かつて大阪・島本町に、こうした孤児たちを引き取って育て上げた夫婦がいました。今も残る、夫婦の思いを取材しました。

今も残る施設の記憶

大阪の島本町にある、保育士を養成する専門学校の敷地内に、ひっそりと建つ古い建物があります。

ことし6月の大阪北部地震で被災し、屋根にはブルーシートが張られています。

実は、この建物、戦後間もない大阪で、多くの戦災孤児たちを保護した施設の名残です。

「駅の子たち」を引き取り育てる

施設を作ったのは、この場所で子どもたちの保護活動に取り組んだ、牧師の故・中村遥さんと妻の故八重子さん夫婦でした。

終戦直後の大阪駅には、戦争で身寄りを失った子どもたちがあふれていました。いわゆる戦災孤児です。

子どもたちは駅の階段や待合室などで暮らしていましたが、やせ細って、栄養失調状態の子どもも少なくありませんでした。

中村さん夫婦はたびたび大阪駅を訪れては、そんな子どもたちを引き取りました。

夫の遥さん自身が幼い頃に貧しい中で育った経験から、子どもたちを見過ごすことができなかったのです。

保育士専門学校の理事を務める延原正海さんは、生前の遥さんから、子どもたちの保護にかける覚悟の言葉を聞いていました。

大阪水上隣保館 延原正海理事:
「『子どもたちのためだったら人の股の下もくぐる』とおっしゃっていました。

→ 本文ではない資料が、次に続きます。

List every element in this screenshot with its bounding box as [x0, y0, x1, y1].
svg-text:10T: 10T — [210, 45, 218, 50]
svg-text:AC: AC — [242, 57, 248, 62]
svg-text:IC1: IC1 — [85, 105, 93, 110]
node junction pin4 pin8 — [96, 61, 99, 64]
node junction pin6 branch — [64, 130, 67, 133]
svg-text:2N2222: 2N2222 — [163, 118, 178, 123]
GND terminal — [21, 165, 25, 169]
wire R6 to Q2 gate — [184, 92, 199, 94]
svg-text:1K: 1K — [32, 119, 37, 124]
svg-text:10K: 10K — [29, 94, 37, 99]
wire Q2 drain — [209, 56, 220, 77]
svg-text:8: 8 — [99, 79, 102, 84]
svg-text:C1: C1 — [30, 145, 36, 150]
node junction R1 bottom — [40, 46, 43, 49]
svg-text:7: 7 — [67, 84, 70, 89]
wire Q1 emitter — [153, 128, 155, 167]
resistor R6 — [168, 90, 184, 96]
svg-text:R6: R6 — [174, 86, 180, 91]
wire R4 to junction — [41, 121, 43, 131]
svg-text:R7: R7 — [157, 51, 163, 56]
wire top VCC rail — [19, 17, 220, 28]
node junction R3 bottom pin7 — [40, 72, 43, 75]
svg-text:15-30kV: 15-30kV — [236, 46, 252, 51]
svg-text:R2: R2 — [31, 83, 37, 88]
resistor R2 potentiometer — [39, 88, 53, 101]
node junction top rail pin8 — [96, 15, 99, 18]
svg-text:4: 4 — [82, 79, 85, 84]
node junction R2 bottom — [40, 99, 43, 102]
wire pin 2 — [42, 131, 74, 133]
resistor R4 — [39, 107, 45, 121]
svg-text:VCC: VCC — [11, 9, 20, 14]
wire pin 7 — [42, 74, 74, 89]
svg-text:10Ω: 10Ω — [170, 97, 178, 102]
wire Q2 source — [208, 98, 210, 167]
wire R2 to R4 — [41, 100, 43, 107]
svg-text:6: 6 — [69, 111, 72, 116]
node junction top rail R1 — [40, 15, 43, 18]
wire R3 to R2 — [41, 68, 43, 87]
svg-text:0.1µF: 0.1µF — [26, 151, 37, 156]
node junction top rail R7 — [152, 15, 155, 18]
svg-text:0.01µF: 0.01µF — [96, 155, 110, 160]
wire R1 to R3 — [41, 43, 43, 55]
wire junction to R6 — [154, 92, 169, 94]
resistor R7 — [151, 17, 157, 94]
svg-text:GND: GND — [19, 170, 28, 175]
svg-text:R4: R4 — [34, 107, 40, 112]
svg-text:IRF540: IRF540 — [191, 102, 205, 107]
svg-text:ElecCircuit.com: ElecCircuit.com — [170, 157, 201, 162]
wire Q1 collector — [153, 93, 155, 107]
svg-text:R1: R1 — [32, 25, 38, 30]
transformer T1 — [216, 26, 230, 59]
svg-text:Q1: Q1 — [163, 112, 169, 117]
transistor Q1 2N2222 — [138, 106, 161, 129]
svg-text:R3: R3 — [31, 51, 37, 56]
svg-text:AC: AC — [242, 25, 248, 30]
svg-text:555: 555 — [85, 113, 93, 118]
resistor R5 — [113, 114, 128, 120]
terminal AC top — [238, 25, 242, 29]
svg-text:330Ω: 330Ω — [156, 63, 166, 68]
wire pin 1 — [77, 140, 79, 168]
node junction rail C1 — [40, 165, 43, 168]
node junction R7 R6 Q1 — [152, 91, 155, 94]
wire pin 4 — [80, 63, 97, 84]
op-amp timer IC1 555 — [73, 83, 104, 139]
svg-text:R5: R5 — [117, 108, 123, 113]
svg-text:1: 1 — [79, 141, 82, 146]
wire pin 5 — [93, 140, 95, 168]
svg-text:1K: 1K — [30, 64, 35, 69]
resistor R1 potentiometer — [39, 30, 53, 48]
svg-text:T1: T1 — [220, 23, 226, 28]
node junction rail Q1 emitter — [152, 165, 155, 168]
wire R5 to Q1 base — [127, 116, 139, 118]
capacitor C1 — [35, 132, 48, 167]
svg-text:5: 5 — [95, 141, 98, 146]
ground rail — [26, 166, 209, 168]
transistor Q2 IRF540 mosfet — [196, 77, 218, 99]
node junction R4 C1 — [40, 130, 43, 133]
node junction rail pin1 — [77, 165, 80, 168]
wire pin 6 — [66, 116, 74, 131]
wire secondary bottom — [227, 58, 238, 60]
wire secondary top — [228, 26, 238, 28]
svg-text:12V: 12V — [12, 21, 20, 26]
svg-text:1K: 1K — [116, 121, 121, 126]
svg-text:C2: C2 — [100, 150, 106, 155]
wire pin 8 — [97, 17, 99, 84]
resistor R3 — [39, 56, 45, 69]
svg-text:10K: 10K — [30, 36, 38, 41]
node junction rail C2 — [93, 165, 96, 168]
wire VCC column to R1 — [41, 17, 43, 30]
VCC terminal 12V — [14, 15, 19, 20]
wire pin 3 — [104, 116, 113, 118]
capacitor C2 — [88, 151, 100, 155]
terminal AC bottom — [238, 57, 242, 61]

施設の子どもたちを自分の子どもとして受け止め、本当に強い思い入れを持っていました」

食事の確保に奔走

中村さん夫婦に育てられた戦災孤児の1人で、現在、鳥取県に住む荒川義治さん(80歳)を訪ねました。

戦争で親を亡くした荒川さんは、終戦直後、行く当てがなく大阪駅で暮らしていました。

当時、7歳でした。ほかの孤児たちと一緒に大人の使い走りをしては食べ物をもらい、なんとか命をつないでいましたが、死の不安と隣り合わせの毎日でした。

荒川義治さん:
「おにぎりを2つもらったら1つはその日、食べ物にありつけなかった子どもに分け与えていました。自分のわずかな食べ物も分かち合わなければ、命がついえてしまうという危機感みたいなものを子どもなりに感じ取っていました」

そんな時に荒川さんは、中村さん夫婦に保護されました。

荒川義治さん:
「わら布団といって布の中にわらを詰めて、それがクッションのようになるんですよ。施設では、それを敷き布団の代わりにして寝ていました。意外と寝心地は悪くなかったですよ」

ただ、当時は深刻な食糧難です。中村さん夫婦は子どもたちの食事を確保するために畑を耕し、寄付金集めに奔走していました。

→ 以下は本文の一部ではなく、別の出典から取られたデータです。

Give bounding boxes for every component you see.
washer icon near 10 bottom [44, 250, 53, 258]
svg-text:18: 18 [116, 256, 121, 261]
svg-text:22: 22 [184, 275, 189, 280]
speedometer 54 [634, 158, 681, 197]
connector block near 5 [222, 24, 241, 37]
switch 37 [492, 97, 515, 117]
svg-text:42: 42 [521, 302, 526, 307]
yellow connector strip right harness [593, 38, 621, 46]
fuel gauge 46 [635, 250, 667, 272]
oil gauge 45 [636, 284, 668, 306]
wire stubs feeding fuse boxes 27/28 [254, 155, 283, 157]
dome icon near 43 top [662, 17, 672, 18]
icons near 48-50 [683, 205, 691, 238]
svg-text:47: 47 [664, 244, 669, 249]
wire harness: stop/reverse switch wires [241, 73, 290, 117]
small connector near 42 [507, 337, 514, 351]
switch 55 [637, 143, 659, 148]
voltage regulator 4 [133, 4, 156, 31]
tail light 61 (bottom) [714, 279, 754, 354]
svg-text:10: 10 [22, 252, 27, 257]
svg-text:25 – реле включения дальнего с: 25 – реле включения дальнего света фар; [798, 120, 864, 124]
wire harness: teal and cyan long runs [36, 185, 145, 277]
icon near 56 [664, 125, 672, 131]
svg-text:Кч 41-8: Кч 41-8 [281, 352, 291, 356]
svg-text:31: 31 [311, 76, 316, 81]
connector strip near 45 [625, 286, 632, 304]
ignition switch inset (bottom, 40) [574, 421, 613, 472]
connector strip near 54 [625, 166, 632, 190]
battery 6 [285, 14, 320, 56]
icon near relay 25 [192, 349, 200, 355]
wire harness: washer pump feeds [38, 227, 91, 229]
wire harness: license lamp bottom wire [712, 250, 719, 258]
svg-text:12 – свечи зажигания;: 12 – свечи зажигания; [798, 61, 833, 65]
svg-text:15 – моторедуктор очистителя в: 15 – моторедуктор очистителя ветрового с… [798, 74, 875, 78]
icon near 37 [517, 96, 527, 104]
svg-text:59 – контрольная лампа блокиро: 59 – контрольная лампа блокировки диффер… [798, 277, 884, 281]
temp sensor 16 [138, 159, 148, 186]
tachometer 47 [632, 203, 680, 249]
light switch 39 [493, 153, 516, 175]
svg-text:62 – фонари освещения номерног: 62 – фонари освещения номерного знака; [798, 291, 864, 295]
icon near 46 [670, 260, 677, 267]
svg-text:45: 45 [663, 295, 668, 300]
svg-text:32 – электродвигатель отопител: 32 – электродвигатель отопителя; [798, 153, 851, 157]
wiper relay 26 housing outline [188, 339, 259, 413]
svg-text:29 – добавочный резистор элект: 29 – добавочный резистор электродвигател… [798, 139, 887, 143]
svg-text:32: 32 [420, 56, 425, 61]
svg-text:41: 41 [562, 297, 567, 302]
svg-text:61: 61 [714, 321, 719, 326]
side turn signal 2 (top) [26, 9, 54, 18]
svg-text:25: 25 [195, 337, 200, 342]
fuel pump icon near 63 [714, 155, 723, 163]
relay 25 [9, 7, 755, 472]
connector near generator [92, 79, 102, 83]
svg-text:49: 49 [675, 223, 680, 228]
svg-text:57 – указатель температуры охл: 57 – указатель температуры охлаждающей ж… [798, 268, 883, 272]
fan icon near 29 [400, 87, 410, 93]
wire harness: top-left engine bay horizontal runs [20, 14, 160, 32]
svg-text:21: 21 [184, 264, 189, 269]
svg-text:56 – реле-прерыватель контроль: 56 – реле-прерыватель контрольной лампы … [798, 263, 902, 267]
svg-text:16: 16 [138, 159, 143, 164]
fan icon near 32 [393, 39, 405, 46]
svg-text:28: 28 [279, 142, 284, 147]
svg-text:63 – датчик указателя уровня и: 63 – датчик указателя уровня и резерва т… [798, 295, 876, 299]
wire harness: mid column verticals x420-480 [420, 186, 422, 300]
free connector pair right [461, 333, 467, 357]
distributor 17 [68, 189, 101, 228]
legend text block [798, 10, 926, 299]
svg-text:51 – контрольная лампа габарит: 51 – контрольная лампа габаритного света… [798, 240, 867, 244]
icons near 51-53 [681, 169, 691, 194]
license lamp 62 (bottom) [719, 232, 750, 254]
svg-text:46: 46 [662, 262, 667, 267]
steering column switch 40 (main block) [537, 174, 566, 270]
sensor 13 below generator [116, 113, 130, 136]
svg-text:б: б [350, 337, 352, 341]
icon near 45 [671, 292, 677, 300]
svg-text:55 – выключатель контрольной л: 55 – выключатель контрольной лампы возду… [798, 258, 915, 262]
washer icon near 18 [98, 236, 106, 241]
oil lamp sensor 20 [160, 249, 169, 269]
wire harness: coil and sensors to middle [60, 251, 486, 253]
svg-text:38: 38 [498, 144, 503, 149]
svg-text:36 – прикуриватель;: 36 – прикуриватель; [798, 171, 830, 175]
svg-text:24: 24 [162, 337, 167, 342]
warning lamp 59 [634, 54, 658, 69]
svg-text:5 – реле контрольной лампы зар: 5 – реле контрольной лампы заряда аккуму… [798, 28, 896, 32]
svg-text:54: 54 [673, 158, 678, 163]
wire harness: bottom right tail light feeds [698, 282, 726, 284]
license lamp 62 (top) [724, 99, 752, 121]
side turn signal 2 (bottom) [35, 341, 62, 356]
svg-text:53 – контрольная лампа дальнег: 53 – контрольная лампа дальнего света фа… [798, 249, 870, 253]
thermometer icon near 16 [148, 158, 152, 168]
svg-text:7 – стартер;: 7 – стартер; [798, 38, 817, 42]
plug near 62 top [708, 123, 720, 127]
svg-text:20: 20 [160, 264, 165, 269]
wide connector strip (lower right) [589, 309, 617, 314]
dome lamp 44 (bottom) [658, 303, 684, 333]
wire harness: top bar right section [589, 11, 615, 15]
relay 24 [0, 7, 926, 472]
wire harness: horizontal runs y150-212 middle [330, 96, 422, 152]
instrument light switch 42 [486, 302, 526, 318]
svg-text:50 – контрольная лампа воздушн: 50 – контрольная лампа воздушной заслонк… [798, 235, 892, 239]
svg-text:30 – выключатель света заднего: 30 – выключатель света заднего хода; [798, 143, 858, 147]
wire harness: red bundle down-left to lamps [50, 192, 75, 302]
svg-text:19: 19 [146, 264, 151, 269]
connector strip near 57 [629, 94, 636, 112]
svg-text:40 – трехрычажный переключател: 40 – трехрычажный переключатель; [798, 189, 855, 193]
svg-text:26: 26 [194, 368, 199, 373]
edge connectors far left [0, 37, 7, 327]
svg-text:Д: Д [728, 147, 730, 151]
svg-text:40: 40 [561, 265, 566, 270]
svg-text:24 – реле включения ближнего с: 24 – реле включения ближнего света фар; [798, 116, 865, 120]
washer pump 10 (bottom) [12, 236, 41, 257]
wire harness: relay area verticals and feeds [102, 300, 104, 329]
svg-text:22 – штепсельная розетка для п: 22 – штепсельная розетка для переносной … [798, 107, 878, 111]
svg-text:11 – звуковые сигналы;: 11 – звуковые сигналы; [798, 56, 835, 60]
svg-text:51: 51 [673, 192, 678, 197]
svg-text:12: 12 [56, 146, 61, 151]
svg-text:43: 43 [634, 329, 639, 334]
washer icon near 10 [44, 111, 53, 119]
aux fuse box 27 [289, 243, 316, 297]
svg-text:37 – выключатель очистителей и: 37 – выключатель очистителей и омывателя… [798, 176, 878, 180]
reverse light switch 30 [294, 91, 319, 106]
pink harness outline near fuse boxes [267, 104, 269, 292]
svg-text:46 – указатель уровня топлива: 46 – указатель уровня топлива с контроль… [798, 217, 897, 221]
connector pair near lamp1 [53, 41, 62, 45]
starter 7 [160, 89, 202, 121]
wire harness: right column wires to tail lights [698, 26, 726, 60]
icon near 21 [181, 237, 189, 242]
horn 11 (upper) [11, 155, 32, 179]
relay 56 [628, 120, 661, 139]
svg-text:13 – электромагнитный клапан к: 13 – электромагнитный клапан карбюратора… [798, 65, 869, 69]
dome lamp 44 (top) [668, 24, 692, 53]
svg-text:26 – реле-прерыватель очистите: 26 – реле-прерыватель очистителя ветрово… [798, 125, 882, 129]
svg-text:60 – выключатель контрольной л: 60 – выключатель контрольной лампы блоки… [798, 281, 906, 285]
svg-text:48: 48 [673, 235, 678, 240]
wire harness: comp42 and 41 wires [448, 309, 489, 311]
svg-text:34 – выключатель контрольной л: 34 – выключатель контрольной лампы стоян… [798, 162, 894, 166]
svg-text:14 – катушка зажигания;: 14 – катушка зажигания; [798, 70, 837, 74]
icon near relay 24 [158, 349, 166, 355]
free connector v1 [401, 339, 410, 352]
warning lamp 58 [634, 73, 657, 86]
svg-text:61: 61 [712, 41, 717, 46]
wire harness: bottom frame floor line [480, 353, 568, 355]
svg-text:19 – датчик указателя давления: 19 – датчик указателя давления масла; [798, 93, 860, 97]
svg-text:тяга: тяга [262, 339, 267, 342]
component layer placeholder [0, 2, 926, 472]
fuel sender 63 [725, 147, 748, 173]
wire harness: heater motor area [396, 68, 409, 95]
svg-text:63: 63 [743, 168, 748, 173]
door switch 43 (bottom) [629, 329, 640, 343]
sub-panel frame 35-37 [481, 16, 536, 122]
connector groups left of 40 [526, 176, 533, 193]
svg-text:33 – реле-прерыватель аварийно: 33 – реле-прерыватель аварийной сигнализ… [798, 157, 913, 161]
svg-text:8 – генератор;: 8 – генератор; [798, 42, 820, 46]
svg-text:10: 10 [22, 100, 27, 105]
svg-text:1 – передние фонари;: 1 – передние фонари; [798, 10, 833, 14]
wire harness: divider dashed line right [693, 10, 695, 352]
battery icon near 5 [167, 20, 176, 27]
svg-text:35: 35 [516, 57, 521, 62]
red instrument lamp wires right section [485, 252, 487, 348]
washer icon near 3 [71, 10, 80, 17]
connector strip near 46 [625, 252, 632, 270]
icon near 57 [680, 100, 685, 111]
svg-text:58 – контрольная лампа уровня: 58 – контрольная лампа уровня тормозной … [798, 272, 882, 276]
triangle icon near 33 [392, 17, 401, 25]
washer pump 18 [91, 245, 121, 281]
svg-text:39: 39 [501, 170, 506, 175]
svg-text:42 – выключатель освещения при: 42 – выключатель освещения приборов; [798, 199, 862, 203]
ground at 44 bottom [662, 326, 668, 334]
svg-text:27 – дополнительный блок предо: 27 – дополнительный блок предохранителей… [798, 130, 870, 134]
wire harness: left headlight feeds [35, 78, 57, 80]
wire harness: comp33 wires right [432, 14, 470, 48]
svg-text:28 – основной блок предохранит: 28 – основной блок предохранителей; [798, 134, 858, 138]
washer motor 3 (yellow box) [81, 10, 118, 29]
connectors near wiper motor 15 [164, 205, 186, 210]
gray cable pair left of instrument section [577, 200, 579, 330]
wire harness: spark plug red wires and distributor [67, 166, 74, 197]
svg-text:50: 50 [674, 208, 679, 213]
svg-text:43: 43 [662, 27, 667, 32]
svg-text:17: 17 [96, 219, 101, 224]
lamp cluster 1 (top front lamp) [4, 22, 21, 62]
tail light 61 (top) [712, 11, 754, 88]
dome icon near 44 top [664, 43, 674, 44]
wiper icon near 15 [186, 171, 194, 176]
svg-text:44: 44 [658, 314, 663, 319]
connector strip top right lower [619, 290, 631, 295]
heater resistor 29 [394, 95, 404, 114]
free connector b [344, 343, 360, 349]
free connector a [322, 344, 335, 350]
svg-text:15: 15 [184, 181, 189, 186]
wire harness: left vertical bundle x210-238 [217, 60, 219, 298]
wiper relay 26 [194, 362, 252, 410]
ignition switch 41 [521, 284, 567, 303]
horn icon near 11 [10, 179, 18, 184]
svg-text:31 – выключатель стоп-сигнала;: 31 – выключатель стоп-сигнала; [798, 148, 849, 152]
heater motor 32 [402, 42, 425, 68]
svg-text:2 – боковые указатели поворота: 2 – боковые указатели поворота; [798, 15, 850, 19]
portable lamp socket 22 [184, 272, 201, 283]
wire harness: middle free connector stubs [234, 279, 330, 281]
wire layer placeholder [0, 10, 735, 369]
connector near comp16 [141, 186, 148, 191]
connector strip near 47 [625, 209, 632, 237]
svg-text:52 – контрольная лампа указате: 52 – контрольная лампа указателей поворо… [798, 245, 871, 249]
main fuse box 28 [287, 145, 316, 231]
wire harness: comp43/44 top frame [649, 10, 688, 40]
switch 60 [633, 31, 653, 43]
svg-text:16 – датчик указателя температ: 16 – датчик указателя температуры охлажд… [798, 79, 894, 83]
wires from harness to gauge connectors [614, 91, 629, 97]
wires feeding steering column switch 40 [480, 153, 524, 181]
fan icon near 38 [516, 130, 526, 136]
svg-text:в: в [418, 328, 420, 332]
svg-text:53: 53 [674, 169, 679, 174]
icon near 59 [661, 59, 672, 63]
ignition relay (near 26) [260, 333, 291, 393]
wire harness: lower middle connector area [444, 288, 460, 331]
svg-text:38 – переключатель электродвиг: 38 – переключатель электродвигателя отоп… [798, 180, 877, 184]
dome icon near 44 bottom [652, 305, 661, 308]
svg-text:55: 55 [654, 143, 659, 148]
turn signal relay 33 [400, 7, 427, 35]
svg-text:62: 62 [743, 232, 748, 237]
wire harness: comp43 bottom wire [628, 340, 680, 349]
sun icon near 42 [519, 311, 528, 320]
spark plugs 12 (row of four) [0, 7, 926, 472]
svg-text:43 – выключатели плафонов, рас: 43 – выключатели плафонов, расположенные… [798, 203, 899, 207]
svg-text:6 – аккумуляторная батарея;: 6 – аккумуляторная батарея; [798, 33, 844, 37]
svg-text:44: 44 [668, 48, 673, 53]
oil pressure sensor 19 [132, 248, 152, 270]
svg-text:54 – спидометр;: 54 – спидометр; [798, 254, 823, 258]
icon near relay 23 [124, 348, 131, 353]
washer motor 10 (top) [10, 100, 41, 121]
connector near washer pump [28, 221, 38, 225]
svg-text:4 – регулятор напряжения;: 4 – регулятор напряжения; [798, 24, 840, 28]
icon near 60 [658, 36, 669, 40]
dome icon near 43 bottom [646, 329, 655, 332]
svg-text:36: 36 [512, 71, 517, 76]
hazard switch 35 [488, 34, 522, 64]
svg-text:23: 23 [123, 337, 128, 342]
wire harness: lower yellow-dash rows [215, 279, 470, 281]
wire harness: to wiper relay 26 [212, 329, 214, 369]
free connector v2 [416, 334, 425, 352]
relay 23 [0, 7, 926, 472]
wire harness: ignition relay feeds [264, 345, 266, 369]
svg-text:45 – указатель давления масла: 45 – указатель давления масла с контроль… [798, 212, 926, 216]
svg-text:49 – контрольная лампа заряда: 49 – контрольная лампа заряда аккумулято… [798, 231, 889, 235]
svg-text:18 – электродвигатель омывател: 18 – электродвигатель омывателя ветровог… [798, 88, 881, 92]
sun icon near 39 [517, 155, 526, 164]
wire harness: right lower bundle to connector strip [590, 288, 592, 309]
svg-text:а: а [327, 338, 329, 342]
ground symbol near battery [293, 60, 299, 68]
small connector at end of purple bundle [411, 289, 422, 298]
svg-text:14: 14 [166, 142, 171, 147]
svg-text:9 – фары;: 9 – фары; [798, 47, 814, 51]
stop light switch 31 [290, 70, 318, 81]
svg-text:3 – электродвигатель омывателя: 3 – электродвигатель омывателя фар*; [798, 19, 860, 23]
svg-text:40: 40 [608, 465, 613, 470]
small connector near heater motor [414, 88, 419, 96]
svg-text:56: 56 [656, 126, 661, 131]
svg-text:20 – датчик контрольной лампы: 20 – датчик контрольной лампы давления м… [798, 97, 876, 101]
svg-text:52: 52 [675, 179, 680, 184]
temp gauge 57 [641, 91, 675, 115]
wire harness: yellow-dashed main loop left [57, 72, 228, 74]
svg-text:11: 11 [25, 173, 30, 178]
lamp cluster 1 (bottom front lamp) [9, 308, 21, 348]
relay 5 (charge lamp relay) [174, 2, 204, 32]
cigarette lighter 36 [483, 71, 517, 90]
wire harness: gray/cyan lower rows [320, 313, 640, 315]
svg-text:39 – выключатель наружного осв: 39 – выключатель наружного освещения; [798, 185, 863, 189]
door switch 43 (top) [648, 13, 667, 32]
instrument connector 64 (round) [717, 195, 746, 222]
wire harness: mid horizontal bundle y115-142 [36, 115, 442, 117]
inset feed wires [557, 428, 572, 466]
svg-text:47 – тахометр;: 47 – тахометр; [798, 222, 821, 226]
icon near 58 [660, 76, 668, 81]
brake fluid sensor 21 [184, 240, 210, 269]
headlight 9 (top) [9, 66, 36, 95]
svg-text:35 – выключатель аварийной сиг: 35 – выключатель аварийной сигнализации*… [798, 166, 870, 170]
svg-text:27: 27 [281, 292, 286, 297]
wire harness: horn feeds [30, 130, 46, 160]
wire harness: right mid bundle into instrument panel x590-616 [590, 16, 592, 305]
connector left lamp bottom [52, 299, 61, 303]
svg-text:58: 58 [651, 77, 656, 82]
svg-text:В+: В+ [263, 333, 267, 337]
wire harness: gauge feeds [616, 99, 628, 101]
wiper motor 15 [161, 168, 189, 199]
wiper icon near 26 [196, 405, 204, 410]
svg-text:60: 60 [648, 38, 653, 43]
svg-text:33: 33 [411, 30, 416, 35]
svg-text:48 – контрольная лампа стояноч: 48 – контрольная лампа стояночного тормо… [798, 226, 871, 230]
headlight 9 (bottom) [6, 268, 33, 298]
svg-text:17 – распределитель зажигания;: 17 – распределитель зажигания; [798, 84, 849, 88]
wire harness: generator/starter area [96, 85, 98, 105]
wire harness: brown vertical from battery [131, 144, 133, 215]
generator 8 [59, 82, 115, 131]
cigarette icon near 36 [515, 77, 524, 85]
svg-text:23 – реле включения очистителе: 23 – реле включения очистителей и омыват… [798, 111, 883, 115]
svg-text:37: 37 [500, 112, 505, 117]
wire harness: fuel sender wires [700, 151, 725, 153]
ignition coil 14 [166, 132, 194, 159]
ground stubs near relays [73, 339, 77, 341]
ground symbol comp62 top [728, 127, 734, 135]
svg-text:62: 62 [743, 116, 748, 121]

荒川さんはそんな中村さん夫婦の姿を忘れることができないといいます。

荒川義治さん:
「自分のことは後回しにして、困っている子どもたちを少しでも豊かにしようという思い、それが夫婦の人生を貫いていました。戦争のために親を失い、住むところを失い、悲惨な状態に置かれた子どもたちに対する親身な思いですね。感謝しても感謝しきれないものがあります」

当時、荒川さんは少しでも助けになればと栗や柿の木を植えました。中村さん夫婦は実がなったら食べられると喜んでくれました。

「子どもを守る」思いを引き継ぐ

戦災孤児たちが巣立ったあと、中村さん夫婦がこの場所に作ったのが、保育士の専門学校でした。

現在、170人あまりが保育士を目指して学んでいます。中村さん夫婦に保護された荒川さんは、施設を出た後に牧師となり、この専門学校で校長を務めました。

「子どもたちを守りたい」という中村さん夫婦の思いを、若い学生たちに伝え、多くの保育士を育ててきました。

荒川さんは、自分たちのような子どもが二度と出てこないことを願っています。

荒川義治さん:
「戦争の犠牲になるというのは、命を落とす人たちのことだけでなく、『あの時いっそのこと死んでいたら良かった』と思うほどの苦しい状況を生きることを、余儀なくされる人たちのこともいうと思います。その悲惨さを考えると、戦争というのはあってはならない。誰も幸せになれない」

戦後73年。学校の片隅では、かつて荒川さんたちが飢えをしのぐために植えた栗の木がことしも実をつけていました。